Twelve, a chemical technology company based in Berkeley, California, has “designed an electrochemical reactor that can split carbon dioxide into chemical compounds that can be turned into fuel known as e-fuel,” the WSJ explains. Twelve said the agreement with Alaska and Microsoft is a major step towards its goal of using its fuel in a commercial flight. The company also plans to provide fuel for some of Microsoft’s business travel.

“Our process takes CO2, water, and electricity as inputs. We use the electricity to break apart CO2 and water, and then we have catalysts that recombine the elements to make new products. And one of the things that we can make is the building blocks for jet fuel,” said Twelve co-founder and CEO Nicholas Flanders. He added that his company’s e-fuel has 90% lower emissions than conventional jet fuel.

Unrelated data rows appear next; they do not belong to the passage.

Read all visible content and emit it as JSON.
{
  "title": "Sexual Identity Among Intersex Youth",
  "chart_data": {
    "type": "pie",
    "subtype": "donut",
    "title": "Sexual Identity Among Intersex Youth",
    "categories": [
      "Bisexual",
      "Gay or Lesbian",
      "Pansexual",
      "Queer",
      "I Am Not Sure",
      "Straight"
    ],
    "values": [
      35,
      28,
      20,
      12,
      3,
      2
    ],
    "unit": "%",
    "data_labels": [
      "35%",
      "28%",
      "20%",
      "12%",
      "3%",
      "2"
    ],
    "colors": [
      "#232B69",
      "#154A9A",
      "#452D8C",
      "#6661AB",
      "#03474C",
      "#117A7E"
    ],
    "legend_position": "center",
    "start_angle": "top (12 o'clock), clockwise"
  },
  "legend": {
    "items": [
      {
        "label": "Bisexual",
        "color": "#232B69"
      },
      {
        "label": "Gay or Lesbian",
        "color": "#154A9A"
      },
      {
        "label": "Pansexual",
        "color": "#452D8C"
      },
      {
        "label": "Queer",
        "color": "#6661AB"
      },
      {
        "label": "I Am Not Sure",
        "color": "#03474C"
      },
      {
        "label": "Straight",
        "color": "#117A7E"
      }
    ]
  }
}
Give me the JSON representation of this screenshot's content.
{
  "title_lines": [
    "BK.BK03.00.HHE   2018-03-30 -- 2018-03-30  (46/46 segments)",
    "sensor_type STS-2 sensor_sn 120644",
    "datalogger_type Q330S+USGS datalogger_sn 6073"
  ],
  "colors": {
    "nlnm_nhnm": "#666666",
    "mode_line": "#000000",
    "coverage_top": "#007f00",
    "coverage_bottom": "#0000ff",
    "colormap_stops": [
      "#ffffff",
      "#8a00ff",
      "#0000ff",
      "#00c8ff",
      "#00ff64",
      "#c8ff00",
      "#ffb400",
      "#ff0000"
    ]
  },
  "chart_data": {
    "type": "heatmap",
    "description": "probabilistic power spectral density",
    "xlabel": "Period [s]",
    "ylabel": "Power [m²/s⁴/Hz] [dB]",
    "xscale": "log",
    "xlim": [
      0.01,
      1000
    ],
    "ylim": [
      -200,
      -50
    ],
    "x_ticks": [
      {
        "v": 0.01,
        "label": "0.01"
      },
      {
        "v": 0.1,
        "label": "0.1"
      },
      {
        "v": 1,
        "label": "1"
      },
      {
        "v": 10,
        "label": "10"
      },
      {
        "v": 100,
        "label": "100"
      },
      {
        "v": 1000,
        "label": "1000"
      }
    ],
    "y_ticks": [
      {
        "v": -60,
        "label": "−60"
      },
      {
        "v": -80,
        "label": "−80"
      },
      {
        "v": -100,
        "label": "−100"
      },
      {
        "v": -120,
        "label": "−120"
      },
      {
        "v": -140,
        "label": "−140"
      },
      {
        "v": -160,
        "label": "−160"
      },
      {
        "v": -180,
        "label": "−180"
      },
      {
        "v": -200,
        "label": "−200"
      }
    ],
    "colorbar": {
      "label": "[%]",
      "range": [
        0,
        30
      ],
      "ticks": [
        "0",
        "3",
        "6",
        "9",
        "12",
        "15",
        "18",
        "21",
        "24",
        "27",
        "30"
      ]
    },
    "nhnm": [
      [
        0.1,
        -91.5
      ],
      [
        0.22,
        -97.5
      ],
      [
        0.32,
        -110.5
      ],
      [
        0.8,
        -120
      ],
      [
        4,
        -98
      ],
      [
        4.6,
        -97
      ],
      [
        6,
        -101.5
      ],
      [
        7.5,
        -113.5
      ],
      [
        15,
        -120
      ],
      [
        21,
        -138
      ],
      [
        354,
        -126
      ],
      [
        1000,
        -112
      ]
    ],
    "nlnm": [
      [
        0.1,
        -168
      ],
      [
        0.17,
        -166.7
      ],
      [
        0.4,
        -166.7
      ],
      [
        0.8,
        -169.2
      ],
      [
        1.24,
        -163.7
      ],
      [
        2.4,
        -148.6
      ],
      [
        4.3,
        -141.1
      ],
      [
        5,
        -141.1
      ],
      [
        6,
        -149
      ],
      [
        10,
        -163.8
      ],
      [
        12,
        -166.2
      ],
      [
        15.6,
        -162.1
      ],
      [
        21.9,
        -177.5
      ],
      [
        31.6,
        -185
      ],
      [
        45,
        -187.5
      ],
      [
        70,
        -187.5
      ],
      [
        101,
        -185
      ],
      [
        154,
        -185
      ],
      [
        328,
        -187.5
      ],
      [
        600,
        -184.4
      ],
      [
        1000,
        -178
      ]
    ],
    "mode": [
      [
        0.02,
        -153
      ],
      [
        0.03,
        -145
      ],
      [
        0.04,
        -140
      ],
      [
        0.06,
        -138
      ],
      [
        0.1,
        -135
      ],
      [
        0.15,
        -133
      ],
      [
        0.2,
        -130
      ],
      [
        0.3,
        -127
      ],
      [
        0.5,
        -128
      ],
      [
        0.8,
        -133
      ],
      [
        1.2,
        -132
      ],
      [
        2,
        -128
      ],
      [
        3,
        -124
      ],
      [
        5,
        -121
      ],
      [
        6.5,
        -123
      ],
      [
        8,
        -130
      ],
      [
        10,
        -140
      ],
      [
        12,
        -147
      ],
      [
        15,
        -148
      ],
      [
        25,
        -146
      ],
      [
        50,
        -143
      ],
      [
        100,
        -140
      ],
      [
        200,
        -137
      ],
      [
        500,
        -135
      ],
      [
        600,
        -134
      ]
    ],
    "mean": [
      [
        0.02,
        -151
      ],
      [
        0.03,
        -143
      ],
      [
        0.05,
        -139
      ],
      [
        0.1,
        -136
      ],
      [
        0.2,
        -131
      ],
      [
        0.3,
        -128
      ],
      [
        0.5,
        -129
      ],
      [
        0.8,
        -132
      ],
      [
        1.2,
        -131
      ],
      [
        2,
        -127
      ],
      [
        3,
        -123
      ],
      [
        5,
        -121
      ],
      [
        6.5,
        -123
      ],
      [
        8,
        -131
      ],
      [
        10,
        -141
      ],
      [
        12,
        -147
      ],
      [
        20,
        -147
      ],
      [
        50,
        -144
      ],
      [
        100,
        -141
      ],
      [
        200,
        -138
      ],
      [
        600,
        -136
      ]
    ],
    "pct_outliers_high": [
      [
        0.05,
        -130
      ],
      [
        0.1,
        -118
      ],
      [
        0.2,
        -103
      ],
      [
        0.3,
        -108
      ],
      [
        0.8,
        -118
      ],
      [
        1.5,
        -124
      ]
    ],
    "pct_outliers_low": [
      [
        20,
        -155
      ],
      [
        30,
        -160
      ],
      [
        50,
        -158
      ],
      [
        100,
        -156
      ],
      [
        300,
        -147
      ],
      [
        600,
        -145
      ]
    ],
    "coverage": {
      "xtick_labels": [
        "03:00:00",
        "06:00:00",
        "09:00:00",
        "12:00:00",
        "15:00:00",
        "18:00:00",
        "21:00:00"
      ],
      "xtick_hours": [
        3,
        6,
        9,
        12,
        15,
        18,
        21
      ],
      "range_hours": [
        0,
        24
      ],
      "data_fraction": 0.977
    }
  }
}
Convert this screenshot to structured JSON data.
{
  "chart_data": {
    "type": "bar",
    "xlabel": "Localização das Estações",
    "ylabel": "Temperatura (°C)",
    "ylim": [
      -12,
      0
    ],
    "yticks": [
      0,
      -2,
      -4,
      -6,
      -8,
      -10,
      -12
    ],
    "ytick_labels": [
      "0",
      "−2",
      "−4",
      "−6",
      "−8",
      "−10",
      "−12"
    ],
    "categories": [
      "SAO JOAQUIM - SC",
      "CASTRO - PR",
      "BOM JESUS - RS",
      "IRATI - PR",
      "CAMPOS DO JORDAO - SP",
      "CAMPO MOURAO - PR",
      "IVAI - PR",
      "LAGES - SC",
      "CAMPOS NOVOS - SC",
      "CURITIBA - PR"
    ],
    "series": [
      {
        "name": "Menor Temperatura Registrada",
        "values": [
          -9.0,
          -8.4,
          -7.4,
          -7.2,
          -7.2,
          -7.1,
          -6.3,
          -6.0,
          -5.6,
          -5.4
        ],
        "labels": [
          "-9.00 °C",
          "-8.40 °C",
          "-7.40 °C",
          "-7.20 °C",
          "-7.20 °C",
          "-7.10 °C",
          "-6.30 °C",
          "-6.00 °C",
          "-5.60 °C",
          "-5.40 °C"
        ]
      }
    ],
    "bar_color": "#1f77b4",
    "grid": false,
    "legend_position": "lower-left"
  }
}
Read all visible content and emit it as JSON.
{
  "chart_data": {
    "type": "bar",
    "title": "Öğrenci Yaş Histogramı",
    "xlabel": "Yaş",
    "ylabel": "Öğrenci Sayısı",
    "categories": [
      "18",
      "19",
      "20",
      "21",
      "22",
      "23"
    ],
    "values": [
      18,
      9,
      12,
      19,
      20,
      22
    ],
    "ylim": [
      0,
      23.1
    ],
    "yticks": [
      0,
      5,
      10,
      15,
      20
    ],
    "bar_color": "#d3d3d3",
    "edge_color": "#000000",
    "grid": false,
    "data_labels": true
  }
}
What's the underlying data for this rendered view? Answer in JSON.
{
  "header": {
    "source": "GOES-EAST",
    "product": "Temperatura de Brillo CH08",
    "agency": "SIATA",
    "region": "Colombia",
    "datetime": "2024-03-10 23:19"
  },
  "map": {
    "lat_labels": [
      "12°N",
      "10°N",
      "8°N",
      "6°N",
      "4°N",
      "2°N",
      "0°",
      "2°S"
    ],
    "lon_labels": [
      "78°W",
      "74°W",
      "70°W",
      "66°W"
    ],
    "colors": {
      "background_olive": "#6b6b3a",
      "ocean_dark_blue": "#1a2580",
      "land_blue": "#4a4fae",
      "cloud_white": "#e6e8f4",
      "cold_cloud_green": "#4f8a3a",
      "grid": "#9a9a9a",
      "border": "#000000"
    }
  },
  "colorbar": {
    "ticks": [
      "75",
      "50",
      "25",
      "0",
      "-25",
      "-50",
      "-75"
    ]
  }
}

Flanders says the process is significantly cheaper than using other forms of sustainable aviation fuel (SAF), such as vegetable oil. “The cost of renewable electricity has been falling over the last decade, so has the cost of CO2 capture, and so has the cost of electrolyzers, which is the technology that we use to transform CO2 and water into the building blocks for jet fuel,” he told CNBC. Alaska Airlines notes that currently, the price of SAF is three to five times more than conventional jet fuel.

Flanders stated that no changes to aircraft would be needed to accommodate the new fuel.

The development comes as welcome news to airlines, which have ambitious plans to significantly lower their emissions in the coming years. “We have a goal of reaching net zero by 2040. We’ve got five steps to get there,” said Diana Birkett, senior vice president of public affairs and sustainability at Alaska Airlines. “But sustainable aviation fuel offers the biggest opportunity of all of those steps to take a meaningful leap into that 2040 goal.”

Microsoft has committed to being carbon negative by 2030, and believes this agreement moves them appreciably closer to that goal. “We hope this sustainable aviation fuel model will be used by other companies as a way to reduce the environmental impact of their business travel,” said Judson Althoff, executive vice president of Microsoft’s Worldwide Commercial Business.